Dominic Raab responding to some of those MPs in the Commons said this was merely “pushback” from the EU, the stuff of negotiations and there were other views available (he name checked Danish and Polish ministers who’d been more welcoming).

Mr Raab was also challenged (by former Brexit minister David Jones) on what the Prime Minister thought were acceptable concessions she might be willing to make to the Chequers deal. Mr Raab said Mr Jones was “perhaps over-reading” some of the Prime Minister’s language.

In other Brexit news, the GMB leader, Tim Roache has come out in support of a second referendum. Other names can be expected in what the People’s Vote campaign hope will be a push to influence Labour’s party conference.

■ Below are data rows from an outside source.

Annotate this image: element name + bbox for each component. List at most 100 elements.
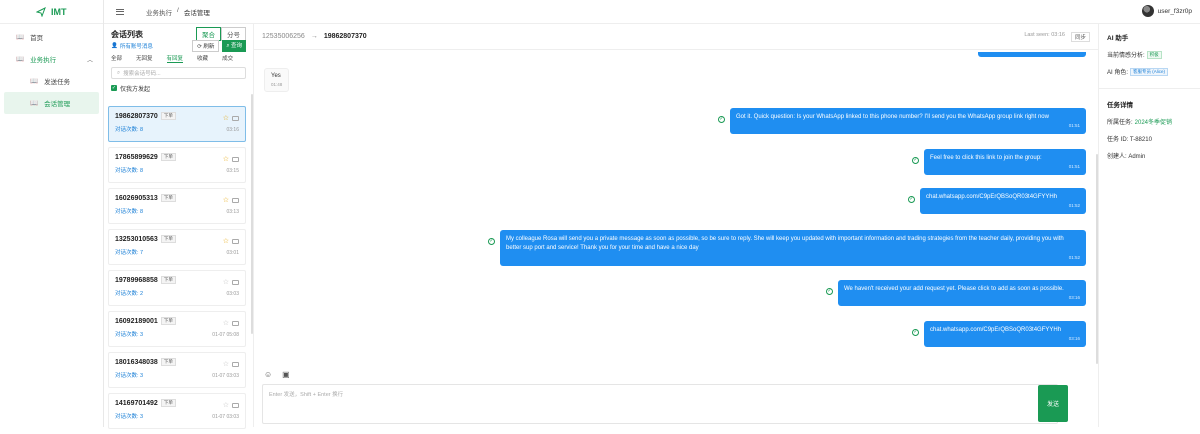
session-tag: 下单: [160, 399, 176, 407]
star-icon[interactable]: ☆: [223, 114, 229, 122]
tab-deal[interactable]: 成交: [222, 54, 233, 62]
session-time: 01-07 03:03: [212, 373, 239, 379]
book-icon: 📖: [30, 78, 39, 85]
only-mine-checkbox[interactable]: ✓ 仅我方发起: [104, 82, 253, 94]
session-tag: 下单: [160, 276, 176, 284]
star-icon[interactable]: ☆: [223, 237, 229, 245]
message-time: 01:52: [1068, 254, 1080, 260]
send-button[interactable]: 发送: [1038, 385, 1068, 422]
sidebar-item-home[interactable]: 📖 首页: [0, 26, 103, 48]
sidebar-item-session-mgmt[interactable]: 📖 会话管理: [4, 92, 99, 114]
message-input[interactable]: Enter 发送，Shift + Enter 换行: [262, 384, 1058, 424]
query-button[interactable]: ⌕ 查询: [222, 40, 246, 52]
task-link[interactable]: 2024冬季促销: [1135, 117, 1172, 126]
all-accounts-link[interactable]: 所有账号消息: [120, 42, 153, 50]
session-card[interactable]: 19789968858 下单 对话次数: 2 ☆ 03:03: [108, 270, 246, 306]
session-time: 01-07 05:08: [212, 332, 239, 338]
session-time: 03:13: [226, 209, 239, 215]
outgoing-message: My colleague Rosa will send you a privat…: [500, 230, 1086, 266]
star-icon[interactable]: ☆: [223, 278, 229, 286]
list-scrollbar[interactable]: [251, 94, 253, 334]
session-list-title: 会话列表: [111, 29, 143, 39]
avatar: [1141, 5, 1154, 17]
app-name: IMT: [51, 6, 67, 17]
session-card[interactable]: 16026905313 下单 对话次数: 8 ☆ 03:13: [108, 188, 246, 224]
message-time: 03:16: [1068, 336, 1080, 342]
star-icon[interactable]: ☆: [223, 401, 229, 409]
sync-button[interactable]: 同步: [1070, 32, 1090, 42]
message-bubble-partial: [978, 52, 1086, 57]
session-tag: 下单: [160, 194, 176, 202]
session-card[interactable]: 14169701492 下单 对话次数: 3 ☆ 01-07 03:03: [108, 393, 246, 429]
mode-split-button[interactable]: 分号: [221, 27, 246, 41]
mode-aggregate-button[interactable]: 聚合: [196, 27, 221, 41]
book-icon: 📖: [16, 56, 25, 63]
session-phone: 19862807370 下单: [115, 112, 239, 120]
session-phone: 14169701492 下单: [115, 399, 239, 407]
message-icon[interactable]: [232, 403, 239, 408]
session-time: 03:03: [226, 291, 239, 297]
message-icon[interactable]: [232, 157, 239, 162]
session-phone: 16026905313 下单: [115, 194, 239, 202]
delivered-check-icon: ✓: [718, 116, 725, 123]
outgoing-message: chat.whatsapp.com/C9pErQBSoQR03t4GFYYHh 0…: [920, 188, 1086, 215]
tab-all[interactable]: 全部: [111, 54, 122, 62]
message-icon[interactable]: [232, 198, 239, 203]
tab-replied[interactable]: 有回复: [166, 54, 184, 63]
search-input[interactable]: ⌕ 搜索会话号码...: [111, 67, 246, 79]
star-icon[interactable]: ☆: [223, 319, 229, 327]
session-card[interactable]: 19862807370 下单 对话次数: 8 ☆ 03:16: [108, 106, 246, 142]
ai-section-title: AI 助手: [1107, 35, 1129, 42]
checkbox-checked-icon: ✓: [111, 85, 117, 91]
session-count: 对话次数: 7: [115, 250, 144, 256]
menu-toggle-icon[interactable]: [116, 8, 124, 15]
message-text: Yes: [271, 73, 281, 79]
book-icon: 📖: [16, 34, 25, 41]
sidebar-item-business[interactable]: 📖 业务执行 ︿: [0, 48, 103, 70]
session-time: 03:16: [226, 127, 239, 133]
session-tag: 下单: [160, 153, 176, 161]
session-card[interactable]: 13253010563 下单 对话次数: 7 ☆ 03:01: [108, 229, 246, 265]
star-icon[interactable]: ☆: [223, 155, 229, 163]
divider: [1099, 88, 1200, 89]
session-tag: 下单: [160, 235, 176, 243]
message-time: 01:51: [1068, 123, 1080, 129]
session-card[interactable]: 17865899629 下单 对话次数: 8 ☆ 03:15: [108, 147, 246, 183]
message-text: My colleague Rosa will send you a privat…: [506, 236, 1064, 252]
recipient-number: 19862807370: [323, 33, 367, 40]
session-phone: 13253010563 下单: [115, 235, 239, 243]
message-input-placeholder: Enter 发送，Shift + Enter 换行: [269, 392, 344, 398]
tab-no-reply[interactable]: 无回复: [136, 54, 153, 62]
app-logo[interactable]: IMT: [0, 0, 103, 24]
task-id: 任务 ID: T-88210: [1107, 137, 1152, 143]
message-icon[interactable]: [232, 116, 239, 121]
refresh-button[interactable]: ⟳ 刷新: [192, 40, 220, 52]
sidebar-item-send-task[interactable]: 📖 发送任务: [0, 70, 103, 92]
session-card[interactable]: 16092189001 下单 对话次数: 3 ☆ 01-07 05:08: [108, 311, 246, 347]
emoji-icon[interactable]: ☺: [264, 370, 272, 379]
role-badge: 客服专员 (Alice): [1130, 67, 1169, 76]
session-time: 03:15: [226, 168, 239, 174]
username: user_f3zr0p: [1157, 7, 1192, 15]
filter-tabs: 全部 无回复 有回复 收藏 成交: [104, 52, 253, 64]
breadcrumb-parent[interactable]: 业务执行: [146, 7, 172, 17]
message-icon[interactable]: [232, 321, 239, 326]
only-mine-label: 仅我方发起: [120, 86, 151, 93]
star-icon[interactable]: ☆: [223, 360, 229, 368]
breadcrumb-separator: /: [177, 6, 179, 14]
star-icon[interactable]: ☆: [223, 196, 229, 204]
user-icon: 👤: [111, 43, 118, 49]
session-count: 对话次数: 8: [115, 209, 144, 215]
arrow-icon: →: [310, 33, 318, 40]
user-menu[interactable]: user_f3zr0p: [1141, 5, 1192, 17]
image-icon[interactable]: ▣: [282, 370, 290, 379]
message-icon[interactable]: [232, 280, 239, 285]
delivered-check-icon: ✓: [488, 238, 495, 245]
session-time: 01-07 03:03: [212, 414, 239, 420]
incoming-message: Yes 01:48: [264, 68, 290, 92]
message-icon[interactable]: [232, 239, 239, 244]
search-placeholder: 搜索会话号码...: [123, 71, 161, 77]
message-icon[interactable]: [232, 362, 239, 367]
tab-favorites[interactable]: 收藏: [197, 54, 208, 62]
session-card[interactable]: 18016348038 下单 对话次数: 3 ☆ 01-07 03:03: [108, 352, 246, 388]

They want the party to open the door to the idea of another popular vote in the hope that it becomes the panic button of choice if there is parliamentary deadlock later in the year. Some in the campaign are pained by how Labour’s anti-Semitism row has pushed their campaign out of the news in the critical weeks in the run up to Labour conference later this month.

On a different note, in the July meeting of Labour’s NEC – the last before today’s one dominated by the issue of anti-Semitism – I’m told that the idea was raised of developing closer ties to the Greek and Spanish breakaway parties of the Left, Syriza and Podemos. They’re natural ideological bedfellows for Jeremy Corbyn’s Labour Party but, as David Cameron could testify, challenging links with your old European partner parties can upset longstanding allies more than you might think, even if the UK’s not in the European Parliament post-Brexit.